Admin infrastructure and journal network expansion.

  • Admin interface — API sources, journal registry, reconcile log, discovery probe
  • OAI-PMH harvesting — per-journal endpoint, incremental sync
  • Journal submission queue — public request form (submit yours)
  • Globe sampling — server-side max 500 gaps prioritized by bridge potential
  • Export API — GET /gaps/export?format=csv|jsonl

Phase 5 — Open Platform Planned

Infrastructure for a multi-source, multi-instance gap network.

  • Discipline ontology admin — configurable discipline graph, not hardcoded markers
  • Vector DB migration — pgvector or Qdrant for O(log n) similarity search at scale
  • OpenAlex, Crossref, PLOS, Springer Nature client implementations
  • Field mapping engine — DB-driven parse-time field resolution
  • Self-hosted packaging — Docker Compose, environment template, zero-config SQLite default
  • Stable push API v1 — versioned, documented, external system compatible

Phase 6 — Federation Proposed

Multiple gitgap instances sharing a common gap index.
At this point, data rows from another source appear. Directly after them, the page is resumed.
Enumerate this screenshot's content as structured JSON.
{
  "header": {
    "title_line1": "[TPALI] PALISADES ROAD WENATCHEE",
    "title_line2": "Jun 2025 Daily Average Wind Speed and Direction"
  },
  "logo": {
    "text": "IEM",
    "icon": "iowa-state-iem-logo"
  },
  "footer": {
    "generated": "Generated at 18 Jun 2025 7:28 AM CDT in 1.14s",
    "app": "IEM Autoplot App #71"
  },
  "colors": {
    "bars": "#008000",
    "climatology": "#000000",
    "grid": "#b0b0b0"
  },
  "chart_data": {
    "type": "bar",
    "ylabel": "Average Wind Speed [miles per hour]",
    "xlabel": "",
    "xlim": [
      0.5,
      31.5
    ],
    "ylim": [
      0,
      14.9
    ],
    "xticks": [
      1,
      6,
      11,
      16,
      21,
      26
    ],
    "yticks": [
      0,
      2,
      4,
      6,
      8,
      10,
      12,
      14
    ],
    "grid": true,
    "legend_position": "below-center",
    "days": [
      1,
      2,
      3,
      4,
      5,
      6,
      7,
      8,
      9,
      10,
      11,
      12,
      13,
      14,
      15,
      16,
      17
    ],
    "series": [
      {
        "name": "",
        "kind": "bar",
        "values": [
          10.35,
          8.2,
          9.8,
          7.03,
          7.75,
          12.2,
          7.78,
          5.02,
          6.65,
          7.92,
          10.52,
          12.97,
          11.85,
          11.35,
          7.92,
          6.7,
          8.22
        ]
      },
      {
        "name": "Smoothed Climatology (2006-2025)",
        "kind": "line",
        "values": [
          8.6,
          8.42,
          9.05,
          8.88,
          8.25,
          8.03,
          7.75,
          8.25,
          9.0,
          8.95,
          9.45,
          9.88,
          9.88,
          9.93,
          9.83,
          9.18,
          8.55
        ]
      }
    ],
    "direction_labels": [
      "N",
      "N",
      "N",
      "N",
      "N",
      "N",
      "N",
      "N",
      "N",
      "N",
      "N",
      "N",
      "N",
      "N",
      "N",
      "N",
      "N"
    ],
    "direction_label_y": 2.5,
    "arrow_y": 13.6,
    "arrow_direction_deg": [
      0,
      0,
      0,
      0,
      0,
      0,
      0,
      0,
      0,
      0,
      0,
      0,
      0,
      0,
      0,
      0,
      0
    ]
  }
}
  • Instance registry — institutions run their own gitgap, contribute to shared index
  • Gap deduplication across instances — cosine-based merge with provenance preserved
  • Convergence across instances — agreed-upon gaps from multiple independent deployments

How to influence the roadmap

Priority is driven by gap index size, journal coverage, and community need. The current focus is on journal network expansion (Phase 4) — more journals means more gaps, more convergence detection, more structural holes surfaced.